The situation in southern Somalia has become worse following the drought caused by two seasons of low rainfall. (Photo: OCHA/Abdi Noor Yussuf)

Nairobi - Three new areas in southern Somalia have deteriorated into a famine situation.

These are parts of Middle Shabelle region, the Afgooye Corridor settlements home to roughly 400,000 displaced people since 2007, and parts of Mogadishu which are hosting displaced populations.

This follows a declaration of famine in two regions of south Bakool and Lower Shabelle two weeks ago.

“This is a life and death issue for many families right now,” said UNDP Administrator Helen Clark.

The Food Security and Nutrition Analysis Unit warns that unless there is a massive increase in the humanitarian response, the famine will rapidly spread to more areas in the south.

Somalia is currently facing the most serious food and nutrition crisis in the world in terms of both scale and severity. The need to scale up humanitarian operations to save lives is of upmost urgency.

The United Nations Humanitarian Coordinator and UNDP Resident Representative for Somalia, Mark Bowden said that the latest information “confirms our concerns over the increasing severity of the crisis facing Somalia; especially IDPs and the urgency of scaling up our actions. The declaration of famine in Mogadishu reflects the massive influx of people into the city in the last two months and the need to redouble our efforts to improve conditions.”

At least 2.8 million people including 1.25 million children are in critical need of assistance in southern Somalia. The humanitarian community is striving to secure safe and unhindered access to provide life-saving assistance to the affected populations wherever they are. This will mitigate the necessity by Somalis to undertake the hazardous journey into Mogadishu or to Kenya and Ethiopia.

Humanitarian agencies are working hard to address the critical situation of the displaced with the hope that the situation will not be further complicated by the conflict. The IDPs are already facing serious health and nutrition needs.

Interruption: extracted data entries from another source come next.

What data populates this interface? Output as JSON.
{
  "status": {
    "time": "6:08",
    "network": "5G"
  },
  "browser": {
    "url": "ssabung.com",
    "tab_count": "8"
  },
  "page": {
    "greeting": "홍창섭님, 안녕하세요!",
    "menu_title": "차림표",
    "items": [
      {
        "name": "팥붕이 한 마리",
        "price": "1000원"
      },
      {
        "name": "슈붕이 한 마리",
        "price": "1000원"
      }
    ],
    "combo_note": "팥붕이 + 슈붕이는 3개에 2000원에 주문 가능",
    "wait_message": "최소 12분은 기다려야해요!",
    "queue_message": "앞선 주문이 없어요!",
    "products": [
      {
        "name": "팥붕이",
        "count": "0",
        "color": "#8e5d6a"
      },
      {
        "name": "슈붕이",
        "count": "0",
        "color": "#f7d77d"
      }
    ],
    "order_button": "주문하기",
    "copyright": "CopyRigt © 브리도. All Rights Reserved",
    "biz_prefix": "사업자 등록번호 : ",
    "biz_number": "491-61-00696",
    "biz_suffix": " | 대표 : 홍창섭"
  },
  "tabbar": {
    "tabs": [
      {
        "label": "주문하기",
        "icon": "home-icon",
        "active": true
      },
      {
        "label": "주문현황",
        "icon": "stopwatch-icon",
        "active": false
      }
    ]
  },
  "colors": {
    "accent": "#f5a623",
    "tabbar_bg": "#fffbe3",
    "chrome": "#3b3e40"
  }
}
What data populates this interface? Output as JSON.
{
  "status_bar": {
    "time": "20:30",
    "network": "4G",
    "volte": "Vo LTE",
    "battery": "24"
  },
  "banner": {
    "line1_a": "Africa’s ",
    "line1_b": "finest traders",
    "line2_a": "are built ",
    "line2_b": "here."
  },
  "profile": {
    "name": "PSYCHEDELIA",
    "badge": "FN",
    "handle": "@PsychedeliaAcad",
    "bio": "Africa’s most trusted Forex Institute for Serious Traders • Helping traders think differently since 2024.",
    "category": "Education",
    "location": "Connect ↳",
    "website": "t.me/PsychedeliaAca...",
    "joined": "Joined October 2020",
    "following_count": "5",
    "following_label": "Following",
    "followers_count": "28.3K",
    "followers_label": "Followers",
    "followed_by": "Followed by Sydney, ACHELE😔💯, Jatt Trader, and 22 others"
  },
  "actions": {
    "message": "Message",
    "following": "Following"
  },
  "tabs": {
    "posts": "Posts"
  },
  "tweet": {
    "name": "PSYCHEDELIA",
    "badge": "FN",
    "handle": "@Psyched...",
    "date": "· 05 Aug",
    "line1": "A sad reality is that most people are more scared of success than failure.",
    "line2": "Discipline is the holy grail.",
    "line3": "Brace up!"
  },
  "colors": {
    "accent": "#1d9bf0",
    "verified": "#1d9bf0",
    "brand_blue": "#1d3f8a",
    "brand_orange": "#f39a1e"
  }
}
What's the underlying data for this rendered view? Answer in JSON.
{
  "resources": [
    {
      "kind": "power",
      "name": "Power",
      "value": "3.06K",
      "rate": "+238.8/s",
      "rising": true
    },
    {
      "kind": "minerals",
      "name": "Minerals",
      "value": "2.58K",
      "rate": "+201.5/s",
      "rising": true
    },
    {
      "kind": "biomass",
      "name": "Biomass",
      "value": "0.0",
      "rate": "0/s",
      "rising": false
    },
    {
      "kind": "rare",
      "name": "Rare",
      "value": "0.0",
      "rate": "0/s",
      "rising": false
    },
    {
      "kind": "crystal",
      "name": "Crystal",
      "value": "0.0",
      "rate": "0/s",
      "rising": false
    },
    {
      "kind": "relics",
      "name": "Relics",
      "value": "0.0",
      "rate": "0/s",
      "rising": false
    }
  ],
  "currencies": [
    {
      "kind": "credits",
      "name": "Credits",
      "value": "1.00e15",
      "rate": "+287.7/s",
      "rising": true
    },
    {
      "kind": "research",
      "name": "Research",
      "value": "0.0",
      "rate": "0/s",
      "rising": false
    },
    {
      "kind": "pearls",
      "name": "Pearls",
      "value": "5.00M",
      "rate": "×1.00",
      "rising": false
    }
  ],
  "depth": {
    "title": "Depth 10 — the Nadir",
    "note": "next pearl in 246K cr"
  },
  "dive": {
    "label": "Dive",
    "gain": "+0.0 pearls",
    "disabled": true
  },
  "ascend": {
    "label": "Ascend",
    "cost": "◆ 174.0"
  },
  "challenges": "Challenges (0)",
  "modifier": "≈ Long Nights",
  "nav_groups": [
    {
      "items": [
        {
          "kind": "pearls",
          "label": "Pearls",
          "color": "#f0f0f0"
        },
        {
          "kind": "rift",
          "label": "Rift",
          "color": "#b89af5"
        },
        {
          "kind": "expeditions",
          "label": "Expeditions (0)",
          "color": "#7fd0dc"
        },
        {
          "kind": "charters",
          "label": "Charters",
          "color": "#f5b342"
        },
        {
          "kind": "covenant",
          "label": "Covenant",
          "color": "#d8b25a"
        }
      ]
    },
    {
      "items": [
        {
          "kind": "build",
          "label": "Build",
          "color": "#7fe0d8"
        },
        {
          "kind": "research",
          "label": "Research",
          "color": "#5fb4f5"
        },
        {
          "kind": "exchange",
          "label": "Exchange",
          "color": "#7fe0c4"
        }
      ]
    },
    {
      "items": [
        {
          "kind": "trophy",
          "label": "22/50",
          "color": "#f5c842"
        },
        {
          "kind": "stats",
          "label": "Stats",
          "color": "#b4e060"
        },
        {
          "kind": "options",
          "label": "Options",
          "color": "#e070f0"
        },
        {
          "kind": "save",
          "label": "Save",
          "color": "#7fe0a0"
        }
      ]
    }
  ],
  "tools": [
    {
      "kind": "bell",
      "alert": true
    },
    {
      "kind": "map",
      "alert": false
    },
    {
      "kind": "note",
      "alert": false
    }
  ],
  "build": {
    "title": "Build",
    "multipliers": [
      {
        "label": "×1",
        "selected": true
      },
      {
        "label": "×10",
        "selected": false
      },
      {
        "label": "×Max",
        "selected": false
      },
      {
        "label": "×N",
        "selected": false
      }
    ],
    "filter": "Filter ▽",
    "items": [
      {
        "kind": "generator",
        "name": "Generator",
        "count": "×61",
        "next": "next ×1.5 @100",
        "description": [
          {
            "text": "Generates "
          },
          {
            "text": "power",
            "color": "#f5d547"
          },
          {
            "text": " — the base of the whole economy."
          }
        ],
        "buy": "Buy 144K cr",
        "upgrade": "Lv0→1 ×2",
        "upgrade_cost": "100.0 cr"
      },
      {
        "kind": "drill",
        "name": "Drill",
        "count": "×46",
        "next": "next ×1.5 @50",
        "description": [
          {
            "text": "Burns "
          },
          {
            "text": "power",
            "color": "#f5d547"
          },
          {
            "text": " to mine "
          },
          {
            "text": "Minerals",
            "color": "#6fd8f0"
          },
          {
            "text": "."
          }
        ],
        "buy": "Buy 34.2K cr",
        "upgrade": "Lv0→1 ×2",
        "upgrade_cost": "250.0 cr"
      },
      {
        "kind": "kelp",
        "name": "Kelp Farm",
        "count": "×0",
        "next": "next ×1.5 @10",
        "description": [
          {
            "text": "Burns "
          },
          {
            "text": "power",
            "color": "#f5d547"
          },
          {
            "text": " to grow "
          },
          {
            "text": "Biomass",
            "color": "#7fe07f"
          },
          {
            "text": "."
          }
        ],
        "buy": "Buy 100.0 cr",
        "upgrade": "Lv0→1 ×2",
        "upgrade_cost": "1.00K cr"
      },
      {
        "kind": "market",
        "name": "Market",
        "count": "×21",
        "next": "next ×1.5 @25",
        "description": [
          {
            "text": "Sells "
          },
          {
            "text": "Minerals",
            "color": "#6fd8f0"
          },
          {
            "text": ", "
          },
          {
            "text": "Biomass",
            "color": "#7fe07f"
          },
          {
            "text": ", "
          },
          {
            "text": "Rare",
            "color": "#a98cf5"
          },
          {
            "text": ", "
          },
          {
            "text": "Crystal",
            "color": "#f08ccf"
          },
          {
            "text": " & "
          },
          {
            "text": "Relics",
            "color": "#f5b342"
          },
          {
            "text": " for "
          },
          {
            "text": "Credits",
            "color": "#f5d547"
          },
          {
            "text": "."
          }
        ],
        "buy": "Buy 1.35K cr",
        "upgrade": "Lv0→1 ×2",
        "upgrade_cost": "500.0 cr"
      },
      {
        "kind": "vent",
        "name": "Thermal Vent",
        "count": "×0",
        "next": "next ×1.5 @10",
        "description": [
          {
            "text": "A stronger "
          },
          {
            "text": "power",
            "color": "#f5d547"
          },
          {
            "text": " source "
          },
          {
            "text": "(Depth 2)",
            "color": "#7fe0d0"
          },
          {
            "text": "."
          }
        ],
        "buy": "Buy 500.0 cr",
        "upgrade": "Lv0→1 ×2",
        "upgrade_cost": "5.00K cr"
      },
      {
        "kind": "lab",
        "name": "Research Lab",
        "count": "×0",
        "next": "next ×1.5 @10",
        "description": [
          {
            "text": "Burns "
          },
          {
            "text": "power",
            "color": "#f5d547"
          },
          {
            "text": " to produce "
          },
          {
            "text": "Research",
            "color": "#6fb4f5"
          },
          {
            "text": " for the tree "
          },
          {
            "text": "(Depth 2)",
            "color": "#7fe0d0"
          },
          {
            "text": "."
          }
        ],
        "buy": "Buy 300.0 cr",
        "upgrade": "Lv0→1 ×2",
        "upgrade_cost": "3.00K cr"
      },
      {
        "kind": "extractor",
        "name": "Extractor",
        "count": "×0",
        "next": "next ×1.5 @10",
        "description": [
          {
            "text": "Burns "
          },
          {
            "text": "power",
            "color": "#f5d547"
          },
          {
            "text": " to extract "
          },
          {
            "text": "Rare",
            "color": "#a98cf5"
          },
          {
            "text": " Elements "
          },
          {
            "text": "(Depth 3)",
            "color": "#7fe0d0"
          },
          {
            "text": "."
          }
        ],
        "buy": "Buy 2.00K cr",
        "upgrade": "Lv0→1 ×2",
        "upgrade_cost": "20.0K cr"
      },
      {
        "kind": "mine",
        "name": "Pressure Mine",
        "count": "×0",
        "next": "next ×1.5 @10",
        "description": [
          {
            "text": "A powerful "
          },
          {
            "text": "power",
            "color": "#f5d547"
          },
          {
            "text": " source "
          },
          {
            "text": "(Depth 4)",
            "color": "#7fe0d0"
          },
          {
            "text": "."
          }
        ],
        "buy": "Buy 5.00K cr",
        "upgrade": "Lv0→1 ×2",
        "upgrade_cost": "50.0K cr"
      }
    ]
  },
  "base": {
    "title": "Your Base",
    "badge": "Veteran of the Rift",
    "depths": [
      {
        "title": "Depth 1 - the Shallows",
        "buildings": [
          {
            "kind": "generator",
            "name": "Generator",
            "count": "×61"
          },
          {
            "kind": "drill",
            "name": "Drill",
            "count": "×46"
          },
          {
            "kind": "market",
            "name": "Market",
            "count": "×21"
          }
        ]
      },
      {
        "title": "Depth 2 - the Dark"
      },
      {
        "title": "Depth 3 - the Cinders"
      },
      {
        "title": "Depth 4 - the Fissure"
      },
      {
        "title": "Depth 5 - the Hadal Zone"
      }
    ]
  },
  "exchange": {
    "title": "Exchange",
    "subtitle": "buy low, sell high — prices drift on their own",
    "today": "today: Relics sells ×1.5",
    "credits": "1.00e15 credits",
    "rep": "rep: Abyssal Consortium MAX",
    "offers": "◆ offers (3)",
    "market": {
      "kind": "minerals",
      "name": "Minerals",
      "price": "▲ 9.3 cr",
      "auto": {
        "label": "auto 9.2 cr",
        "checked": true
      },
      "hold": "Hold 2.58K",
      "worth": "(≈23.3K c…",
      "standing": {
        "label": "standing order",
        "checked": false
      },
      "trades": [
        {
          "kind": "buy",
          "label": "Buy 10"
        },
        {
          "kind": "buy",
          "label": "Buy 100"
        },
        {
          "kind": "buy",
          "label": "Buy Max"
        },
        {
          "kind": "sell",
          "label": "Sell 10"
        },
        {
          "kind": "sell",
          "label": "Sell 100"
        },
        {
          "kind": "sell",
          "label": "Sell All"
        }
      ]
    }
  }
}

“I call on all parties to support an urgent scale up of assistance so that we can save the lives of those who most need our support at this critical moment in accordance with Humanitarian Principles,” Mark Bowden said.

On 29 July, an emergency appeal of approximately US$1 billion dollars was launched to urgently respond to the scale of the disaster. So far the appeal is only 43 per cent funded and more money is urgently needed to respond to basic needs.

Despite the challenges and the complexity of the Somalia operation, a scaled-up response campaign is being undertaken by over 100 aid organisations.